4. What are the essential components of Web Accessibility?

The essential components of web accessibility are content, web browsers, media players, assistive technology, users, developers, authoring tools, evaluation tools.

Part Two:
Choose one guideline from each of the four principals (perceivable, operable, understandable, and robust) and discuss the ‘intent’, benefits & give an example of use.

Perceivable -
"1.3 Adaptable: Create content that can be presented in different ways (for example simpler layout) without losing information or structure."

1.3.1
Intent: to ensure that info and relationships are implied through visual or auditory formatting are preserved when presentation format changes.

Benefits: Helps people with disabilities by allowing users agents to adapt content accordingly to the needs of the users. Blind users benefit when he information is conveyed through color is also there in text. Deaf - Blind users using braille may be unable to access color dependent information.

Example: A text document where its formatted with 2 blank lines befor the titles, asterisks that indicate list items and othere fomatting conventions so that structure can be programmatically determined.

1.3.2
Intent:to enable user agents to provide alternative presentation of the content while perserving reading order needed to understand meaning.

Benefits: help people who rely on assistive tech that reads text out load.
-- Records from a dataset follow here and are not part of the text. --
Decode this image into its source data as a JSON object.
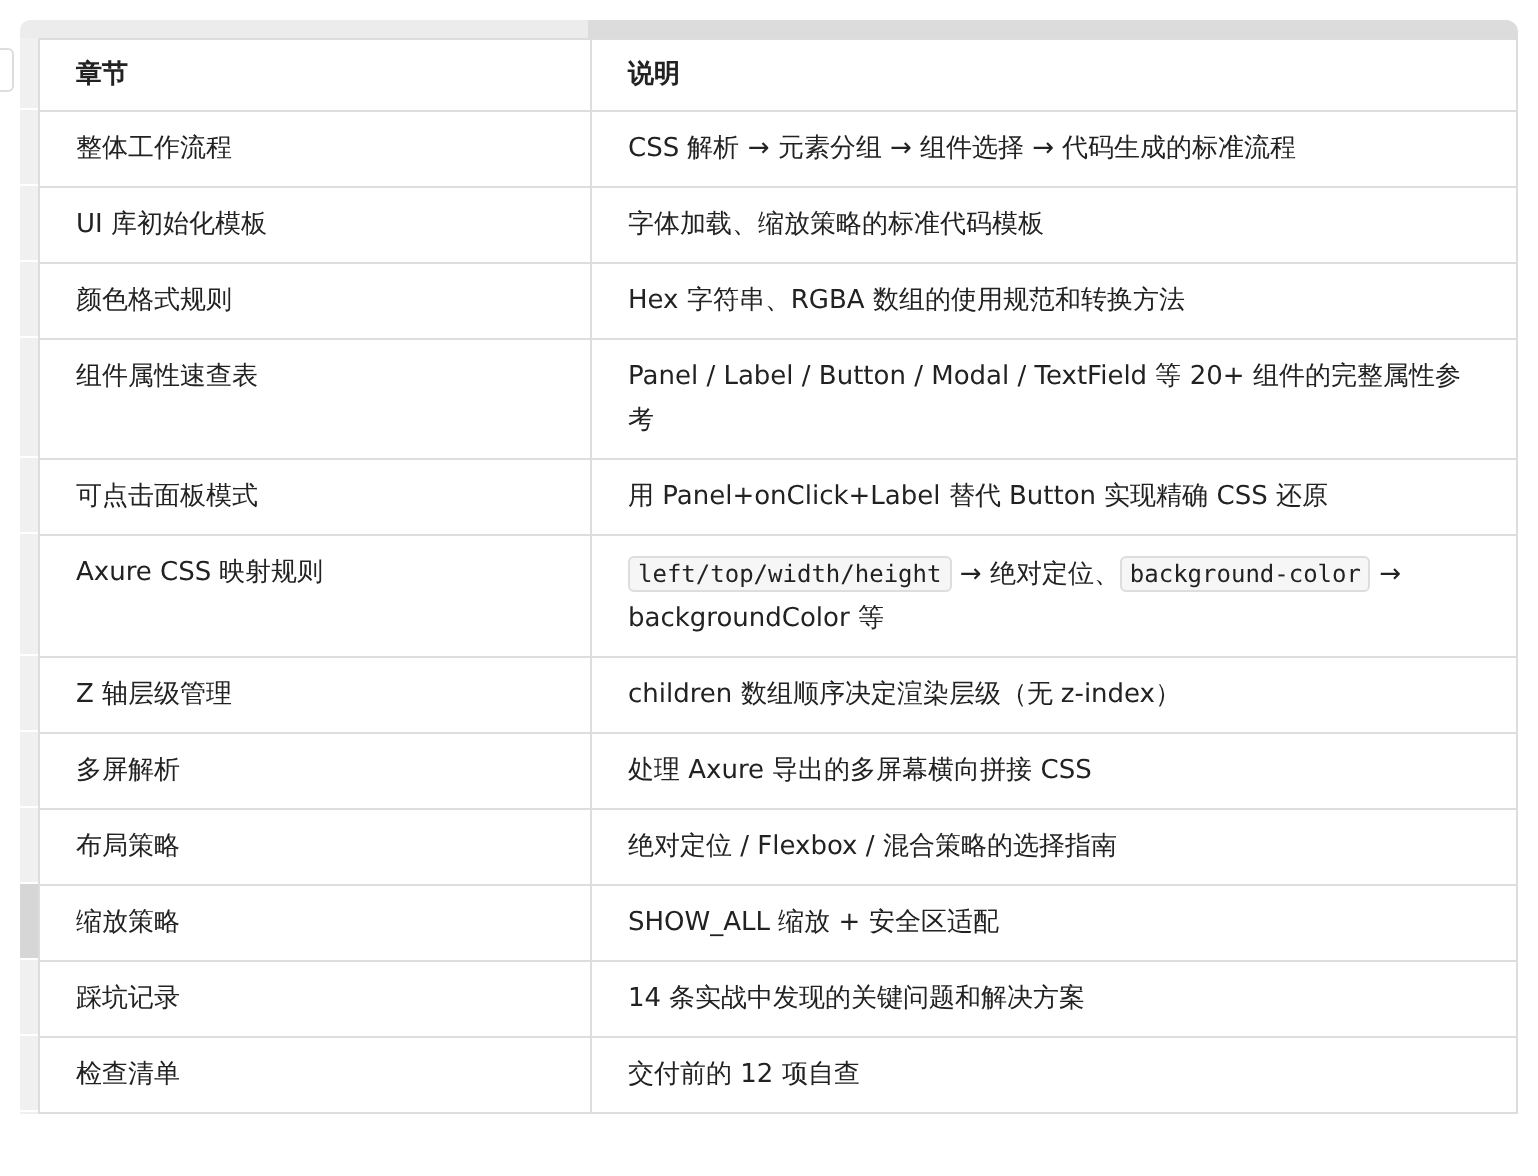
{
  "table": {
    "columns": [
      "章节",
      "说明"
    ],
    "rows": [
      {
        "selected": false,
        "chapter": "整体工作流程",
        "description": [
          {
            "kind": "text",
            "text": "CSS 解析 → 元素分组 → 组件选择 → 代码生成的标准流程"
          }
        ]
      },
      {
        "selected": false,
        "chapter": "UI 库初始化模板",
        "description": [
          {
            "kind": "text",
            "text": "字体加载、缩放策略的标准代码模板"
          }
        ]
      },
      {
        "selected": false,
        "chapter": "颜色格式规则",
        "description": [
          {
            "kind": "text",
            "text": "Hex 字符串、RGBA 数组的使用规范和转换方法"
          }
        ]
      },
      {
        "selected": false,
        "chapter": "组件属性速查表",
        "description": [
          {
            "kind": "text",
            "text": "Panel / Label / Button / Modal / TextField 等 20+ 组件的完整属性参考"
          }
        ]
      },
      {
        "selected": false,
        "chapter": "可点击面板模式",
        "description": [
          {
            "kind": "text",
            "text": "用 Panel+onClick+Label 替代 Button 实现精确 CSS 还原"
          }
        ]
      },
      {
        "selected": false,
        "chapter": "Axure CSS 映射规则",
        "description": [
          {
            "kind": "code",
            "text": "left/top/width/height"
          },
          {
            "kind": "text",
            "text": " → 绝对定位、"
          },
          {
            "kind": "code",
            "text": "background-color"
          },
          {
            "kind": "text",
            "text": " → backgroundColor 等"
          }
        ]
      },
      {
        "selected": false,
        "chapter": "Z 轴层级管理",
        "description": [
          {
            "kind": "text",
            "text": "children 数组顺序决定渲染层级（无 z-index）"
          }
        ]
      },
      {
        "selected": false,
        "chapter": "多屏解析",
        "description": [
          {
            "kind": "text",
            "text": "处理 Axure 导出的多屏幕横向拼接 CSS"
          }
        ]
      },
      {
        "selected": false,
        "chapter": "布局策略",
        "description": [
          {
            "kind": "text",
            "text": "绝对定位 / Flexbox / 混合策略的选择指南"
          }
        ]
      },
      {
        "selected": true,
        "chapter": "缩放策略",
        "description": [
          {
            "kind": "text",
            "text": "SHOW_ALL 缩放 + 安全区适配"
          }
        ]
      },
      {
        "selected": false,
        "chapter": "踩坑记录",
        "description": [
          {
            "kind": "text",
            "text": "14 条实战中发现的关键问题和解决方案"
          }
        ]
      },
      {
        "selected": false,
        "chapter": "检查清单",
        "description": [
          {
            "kind": "text",
            "text": "交付前的 12 项自查"
          }
        ]
      }
    ]
  }
}
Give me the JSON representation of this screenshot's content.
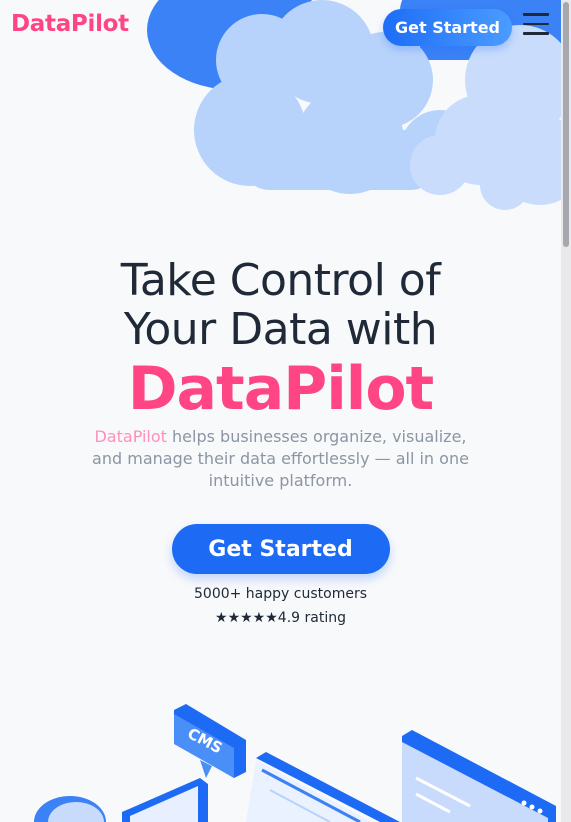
{
  "header": {
    "logo": "DataPilot",
    "cta_label": "Get Started",
    "menu_icon": "hamburger-menu-icon"
  },
  "hero": {
    "headline_line1": "Take Control of",
    "headline_line2": "Your Data with",
    "brand": "DataPilot",
    "sub_brand": "DataPilot",
    "sub_text": " helps businesses organize, visualize, and manage their data effortlessly — all in one intuitive platform.",
    "cta_label": "Get Started",
    "customers": "5000+ happy customers",
    "stars": "★★★★★",
    "rating": "4.9 rating"
  },
  "illustration": {
    "badge_text": "CMS"
  },
  "colors": {
    "brand_pink": "#ff4584",
    "primary_blue": "#1d6af5",
    "cloud_dark": "#3b82f6",
    "cloud_light": "#b8d3fb",
    "text_dark": "#1f2937",
    "text_muted": "#8b95a3"
  }
}
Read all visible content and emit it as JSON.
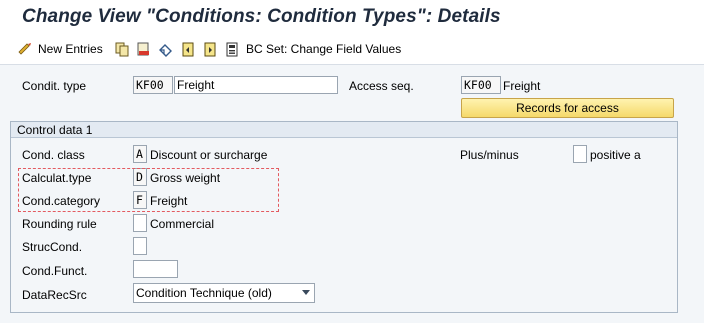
{
  "window": {
    "title": "Change View \"Conditions: Condition Types\": Details"
  },
  "toolbar": {
    "new_entries_label": "New Entries",
    "bc_set_label": "BC Set: Change Field Values",
    "icons": [
      "glasses-icon",
      "copy-icon",
      "delete-icon",
      "undo-icon",
      "previous-entry-icon",
      "next-entry-icon",
      "bc-set-icon"
    ]
  },
  "header": {
    "condit_type_label": "Condit. type",
    "condit_type_key": "KF00",
    "condit_type_value": "Freight",
    "access_seq_label": "Access seq.",
    "access_seq_key": "KF00",
    "access_seq_value": "Freight",
    "records_button_label": "Records for access"
  },
  "control_data": {
    "group_title": "Control data 1",
    "cond_class_label": "Cond. class",
    "cond_class_key": "A",
    "cond_class_value": "Discount or surcharge",
    "plus_minus_label": "Plus/minus",
    "plus_minus_key": "",
    "plus_minus_value": "positive a",
    "calc_type_label": "Calculat.type",
    "calc_type_key": "D",
    "calc_type_value": "Gross weight",
    "cond_category_label": "Cond.category",
    "cond_category_key": "F",
    "cond_category_value": "Freight",
    "rounding_rule_label": "Rounding rule",
    "rounding_rule_key": "",
    "rounding_rule_value": "Commercial",
    "struc_cond_label": "StrucCond.",
    "struc_cond_key": "",
    "cond_funct_label": "Cond.Funct.",
    "cond_funct_value": "",
    "data_rec_src_label": "DataRecSrc",
    "data_rec_src_value": "Condition Technique (old)"
  },
  "colors": {
    "title": "#1f2b3d",
    "button_yellow": "#f5d96a",
    "highlight_red": "#e35a60",
    "background": "#f3f6f9"
  }
}
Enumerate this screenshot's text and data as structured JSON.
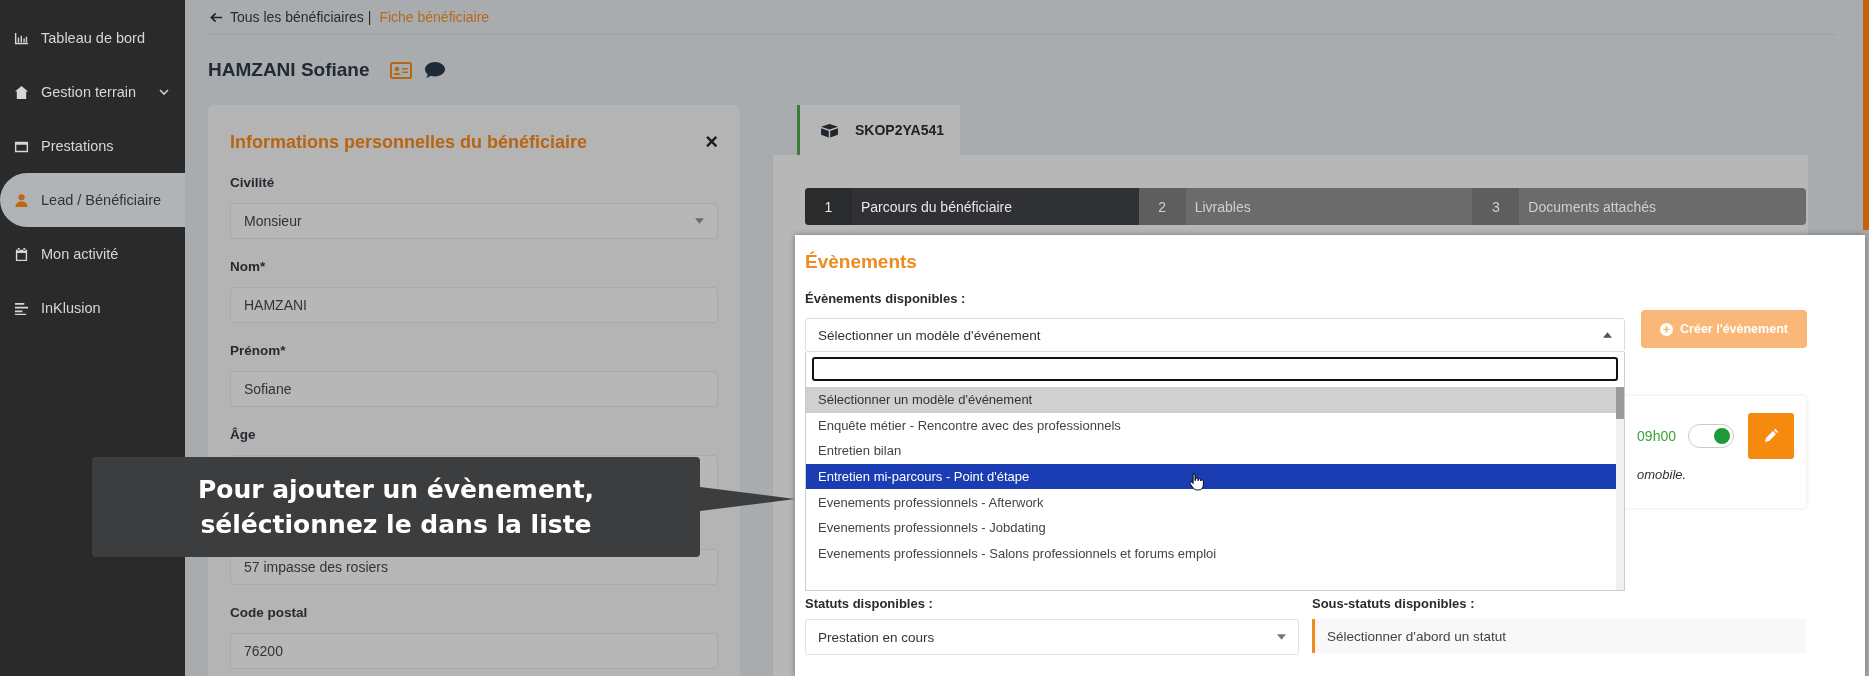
{
  "sidebar": {
    "items": [
      {
        "label": "Tableau de bord",
        "selected": false,
        "expandable": false
      },
      {
        "label": "Gestion terrain",
        "selected": false,
        "expandable": true
      },
      {
        "label": "Prestations",
        "selected": false,
        "expandable": false
      },
      {
        "label": "Lead / Bénéficiaire",
        "selected": true,
        "expandable": false
      },
      {
        "label": "Mon activité",
        "selected": false,
        "expandable": false
      },
      {
        "label": "InKlusion",
        "selected": false,
        "expandable": false
      }
    ]
  },
  "breadcrumb": {
    "back": "Tous les bénéficiaires |",
    "current": "Fiche bénéficiaire"
  },
  "person": {
    "name": "HAMZANI Sofiane"
  },
  "info_card": {
    "title": "Informations personnelles du bénéficiaire",
    "close": "×",
    "fields": [
      {
        "label": "Civilité",
        "value": "Monsieur",
        "kind": "select"
      },
      {
        "label": "Nom*",
        "value": "HAMZANI",
        "kind": "text"
      },
      {
        "label": "Prénom*",
        "value": "Sofiane",
        "kind": "text"
      },
      {
        "label": "Âge",
        "kind": "select"
      },
      {
        "value": "57 impasse des rosiers",
        "kind": "text"
      },
      {
        "label": "Code postal",
        "value": "76200",
        "kind": "text"
      }
    ]
  },
  "record_tab": {
    "label": "SKOP2YA541"
  },
  "steps": [
    {
      "number": "1",
      "label": "Parcours du bénéficiaire",
      "selected": true
    },
    {
      "number": "2",
      "label": "Livrables",
      "selected": false
    },
    {
      "number": "3",
      "label": "Documents attachés",
      "selected": false
    }
  ],
  "events": {
    "title": "Évènements",
    "available_label": "Évènements disponibles :",
    "select": {
      "value": "Sélectionner un modèle d'événement",
      "expanded": true
    },
    "create_button": "Créer l'évènement",
    "create_disabled": true,
    "options": [
      {
        "label": "Sélectionner un modèle d'événement",
        "selected": true,
        "highlighted": false
      },
      {
        "label": "Enquête métier - Rencontre avec des professionnels",
        "selected": false,
        "highlighted": false
      },
      {
        "label": "Entretien bilan",
        "selected": false,
        "highlighted": false
      },
      {
        "label": "Entretien mi-parcours - Point d'étape",
        "selected": false,
        "highlighted": true
      },
      {
        "label": "Evenements professionnels - Afterwork",
        "selected": false,
        "highlighted": false
      },
      {
        "label": "Evenements professionnels - Jobdating",
        "selected": false,
        "highlighted": false
      },
      {
        "label": "Evenements professionnels - Salons professionnels et forums emploi",
        "selected": false,
        "highlighted": false
      }
    ]
  },
  "event_card": {
    "time": "09h00",
    "note": "omobile.",
    "on": true
  },
  "statuts": {
    "label": "Statuts disponibles :",
    "value": "Prestation en cours"
  },
  "sous_statuts": {
    "label": "Sous-statuts disponibles :",
    "text": "Sélectionner d'abord un statut"
  },
  "tooltip": {
    "lines": [
      "Pour ajouter un évènement,",
      "séléctionnez le dans la liste"
    ]
  }
}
Example: css is used to postition a nav bar, main story of a page and side story. the visuals dont match programmatically but the meaning of the page doesnt depend on that order of the sections.

1.3.3
Intent: ensure all users can gain access to instructions for using content even when they connot perceive shape or size or use of information about spatial location or orientation.

Benefits: Blind and low vision users may not understand info if conveyed by shape or location.

Example: an online multi page survey has a link as a green icon in the lower right hand corner. the arrow is cearly labled "next" with the instructions "move to the next section" the example uses both positioning, color and labeling to identify the icon.